2015 Ogasawara earthquake
- UTC time: 2015-05-30 11:23:02
- ISC event: 607273371
- USGS-ANSS: ComCat
- Local date: 30 May 2015
- Local time: 20:23:02 JST (UTC+9)
- Magnitude: M_{w} 7.9 M_{JMA} 8.1
- Depth: 664.0 km (412.6 mi)
- Epicenter: 27°50′20″N 140°29′35″E﻿ / ﻿27.839°N 140.493°E
- Areas affected: Japan
- Max. intensity: MMI VI (Strong) JMA 5+
- Casualties: 13 injured

= 2015 Ogasawara earthquake =

Japanese seismic event

The 2015 Ogasawara earthquake was a 7.9 magnitude earthquake which struck offshore Japan 189 km (117 mi) west northwest of Chichi-jima in the Ogasawara Islands on May 30 at a depth of 664.0 km (412.6 mi).

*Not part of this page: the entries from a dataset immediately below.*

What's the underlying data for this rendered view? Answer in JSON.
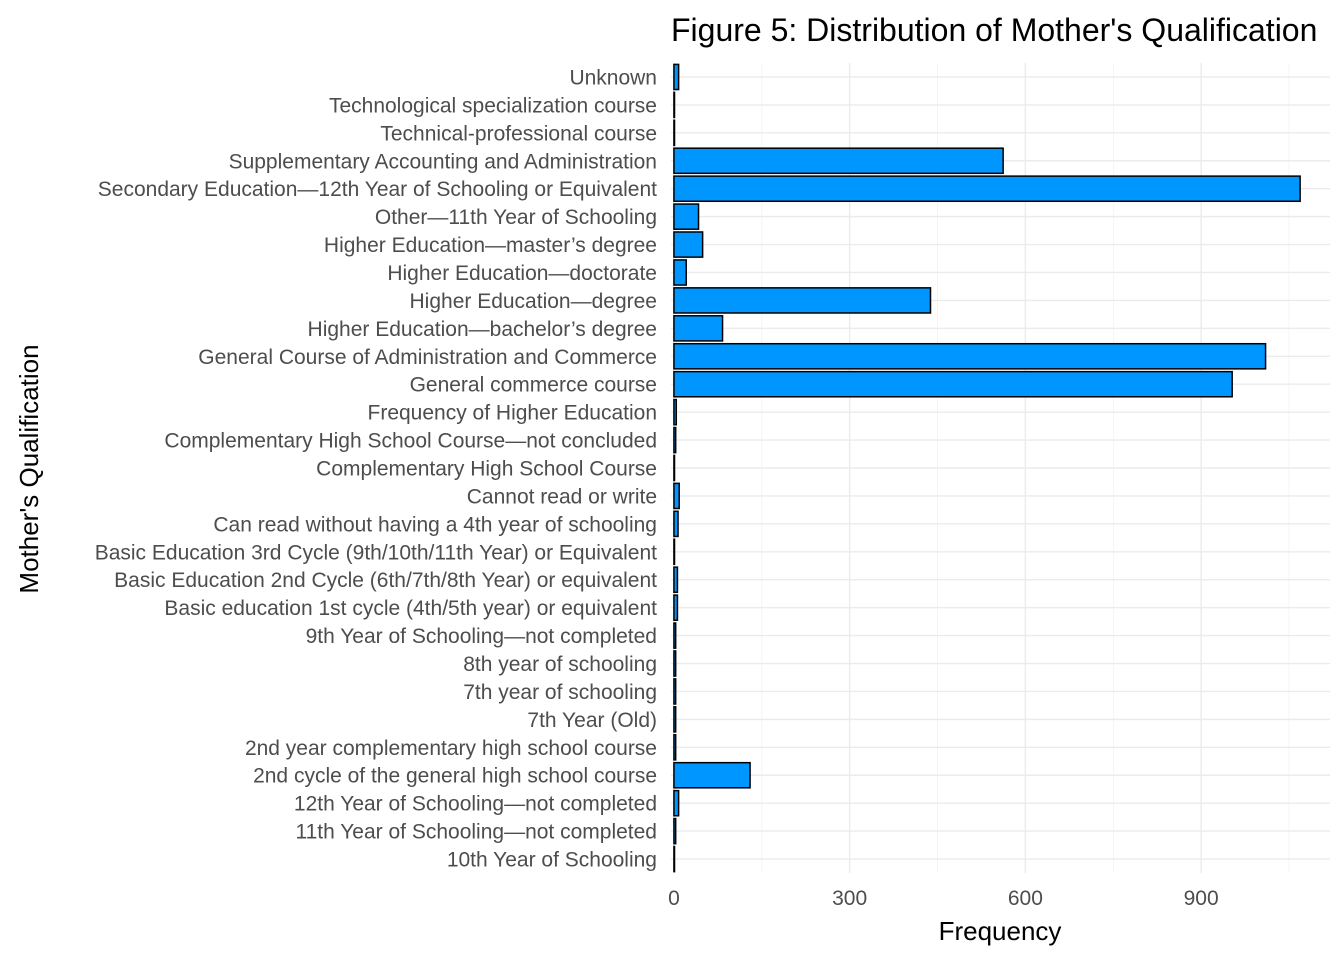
{
  "chart_data": {
    "type": "bar",
    "orientation": "horizontal",
    "title": "Figure 5: Distribution of Mother's Qualification",
    "xlabel": "Frequency",
    "ylabel": "Mother's Qualification",
    "xlim": [
      -5,
      1120
    ],
    "x_ticks": [
      0,
      300,
      600,
      900
    ],
    "grid": true,
    "bar_color": "#0096FF",
    "bar_border_color": "#000000",
    "categories": [
      "10th Year of Schooling",
      "11th Year of Schooling—not completed",
      "12th Year of Schooling—not completed",
      "2nd cycle of the general high school course",
      "2nd year complementary high school course",
      "7th Year (Old)",
      "7th year of schooling",
      "8th year of schooling",
      "9th Year of Schooling—not completed",
      "Basic education 1st cycle (4th/5th year) or equivalent",
      "Basic Education 2nd Cycle (6th/7th/8th Year) or equivalent",
      "Basic Education 3rd Cycle (9th/10th/11th Year) or Equivalent",
      "Can read without having a 4th year of schooling",
      "Cannot read or write",
      "Complementary High School Course",
      "Complementary High School Course—not concluded",
      "Frequency of Higher Education",
      "General commerce course",
      "General Course of Administration and Commerce",
      "Higher Education—bachelor’s degree",
      "Higher Education—degree",
      "Higher Education—doctorate",
      "Higher Education—master’s degree",
      "Other—11th Year of Schooling",
      "Secondary Education—12th Year of Schooling or Equivalent",
      "Supplementary Accounting and Administration",
      "Technical-professional course",
      "Technological specialization course",
      "Unknown"
    ],
    "values": [
      1,
      3,
      8,
      130,
      3,
      3,
      3,
      3,
      3,
      6,
      6,
      1,
      7,
      9,
      1,
      3,
      4,
      953,
      1010,
      83,
      438,
      21,
      49,
      42,
      1069,
      562,
      1,
      1,
      8
    ]
  }
}
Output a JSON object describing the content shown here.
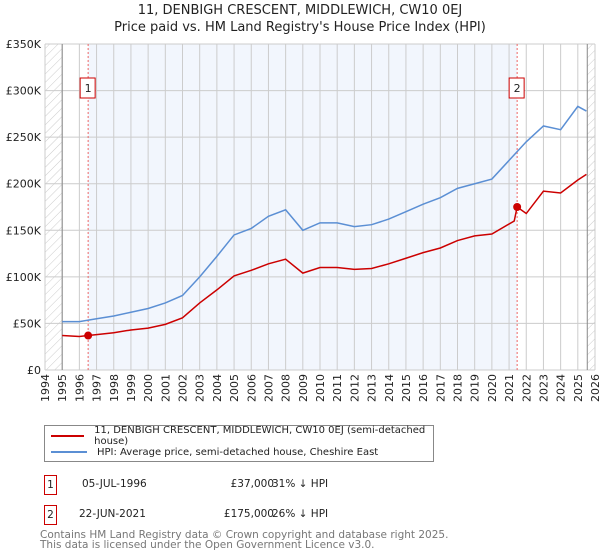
{
  "chart_data": {
    "type": "line",
    "title": "11, DENBIGH CRESCENT, MIDDLEWICH, CW10 0EJ",
    "subtitle": "Price paid vs. HM Land Registry's House Price Index (HPI)",
    "xlim": [
      1994,
      2026
    ],
    "ylim": [
      0,
      350000
    ],
    "x_ticks": [
      "1994",
      "1995",
      "1996",
      "1997",
      "1998",
      "1999",
      "2000",
      "2001",
      "2002",
      "2003",
      "2004",
      "2005",
      "2006",
      "2007",
      "2008",
      "2009",
      "2010",
      "2011",
      "2012",
      "2013",
      "2014",
      "2015",
      "2016",
      "2017",
      "2018",
      "2019",
      "2020",
      "2021",
      "2022",
      "2023",
      "2024",
      "2025",
      "2026"
    ],
    "y_ticks": [
      {
        "v": 0,
        "label": "£0"
      },
      {
        "v": 50000,
        "label": "£50K"
      },
      {
        "v": 100000,
        "label": "£100K"
      },
      {
        "v": 150000,
        "label": "£150K"
      },
      {
        "v": 200000,
        "label": "£200K"
      },
      {
        "v": 250000,
        "label": "£250K"
      },
      {
        "v": 300000,
        "label": "£300K"
      },
      {
        "v": 350000,
        "label": "£350K"
      }
    ],
    "grid": true,
    "series": [
      {
        "name": "11, DENBIGH CRESCENT, MIDDLEWICH, CW10 0EJ (semi-detached house)",
        "color": "#cc0000",
        "x": [
          1995,
          1996,
          1996.5,
          1997,
          1998,
          1999,
          2000,
          2001,
          2002,
          2003,
          2004,
          2005,
          2006,
          2007,
          2008,
          2009,
          2010,
          2011,
          2012,
          2013,
          2014,
          2015,
          2016,
          2017,
          2018,
          2019,
          2020,
          2021.3,
          2021.47,
          2022,
          2023,
          2024,
          2025,
          2025.5
        ],
        "y": [
          37000,
          36000,
          37000,
          38000,
          40000,
          43000,
          45000,
          49000,
          56000,
          72000,
          86000,
          101000,
          107000,
          114000,
          119000,
          104000,
          110000,
          110000,
          108000,
          109000,
          114000,
          120000,
          126000,
          131000,
          139000,
          144000,
          146000,
          160000,
          175000,
          168000,
          192000,
          190000,
          204000,
          210000
        ]
      },
      {
        "name": "HPI: Average price, semi-detached house, Cheshire East",
        "color": "#5b8fd4",
        "x": [
          1995,
          1996,
          1997,
          1998,
          1999,
          2000,
          2001,
          2002,
          2003,
          2004,
          2005,
          2006,
          2007,
          2008,
          2009,
          2010,
          2011,
          2012,
          2013,
          2014,
          2015,
          2016,
          2017,
          2018,
          2019,
          2020,
          2021,
          2022,
          2023,
          2024,
          2025,
          2025.5
        ],
        "y": [
          52000,
          52000,
          55000,
          58000,
          62000,
          66000,
          72000,
          80000,
          100000,
          122000,
          145000,
          152000,
          165000,
          172000,
          150000,
          158000,
          158000,
          154000,
          156000,
          162000,
          170000,
          178000,
          185000,
          195000,
          200000,
          205000,
          225000,
          245000,
          262000,
          258000,
          283000,
          278000
        ]
      }
    ],
    "sales": [
      {
        "n": "1",
        "x": 1996.51,
        "y": 37000
      },
      {
        "n": "2",
        "x": 2021.47,
        "y": 175000
      }
    ],
    "legend": "bottom"
  },
  "table": [
    {
      "n": "1",
      "date": "05-JUL-1996",
      "price": "£37,000",
      "hpi": "31% ↓ HPI"
    },
    {
      "n": "2",
      "date": "22-JUN-2021",
      "price": "£175,000",
      "hpi": "26% ↓ HPI"
    }
  ],
  "footer": [
    "Contains HM Land Registry data © Crown copyright and database right 2025.",
    "This data is licensed under the Open Government Licence v3.0."
  ]
}
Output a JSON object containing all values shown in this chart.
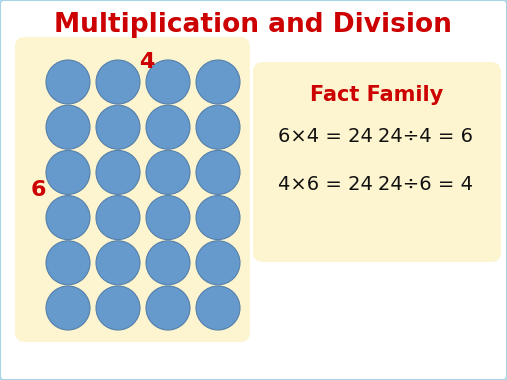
{
  "title": "Multiplication and Division",
  "title_color": "#cc0000",
  "title_fontsize": 19,
  "background_color": "#ffffff",
  "border_color": "#a8d4e6",
  "grid_bg": "#fdf5d0",
  "circle_color": "#6699cc",
  "circle_edge_color": "#5580aa",
  "rows": 6,
  "cols": 4,
  "label_4": "4",
  "label_6": "6",
  "label_color": "#cc0000",
  "label_fontsize": 16,
  "fact_family_title": "Fact Family",
  "fact_family_title_color": "#cc0000",
  "fact_family_title_fontsize": 15,
  "fact_line1_left": "6×4 = 24",
  "fact_line1_right": "24÷4 = 6",
  "fact_line2_left": "4×6 = 24",
  "fact_line2_right": "24÷6 = 4",
  "fact_color": "#111111",
  "fact_fontsize": 14
}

The shaking of the earthquake was observed almost all over Japan, as it was one of the largest deep-focus earthquakes recorded worldwide.

==Damage and casualties==
The Associated Press agency reported "twelve people suffered minor injuries", and TEPCO stated that 400 customers lost electricity in Saitama Prefecture. There were no deaths, but elevators stopped working in Tokyo and elsewhere.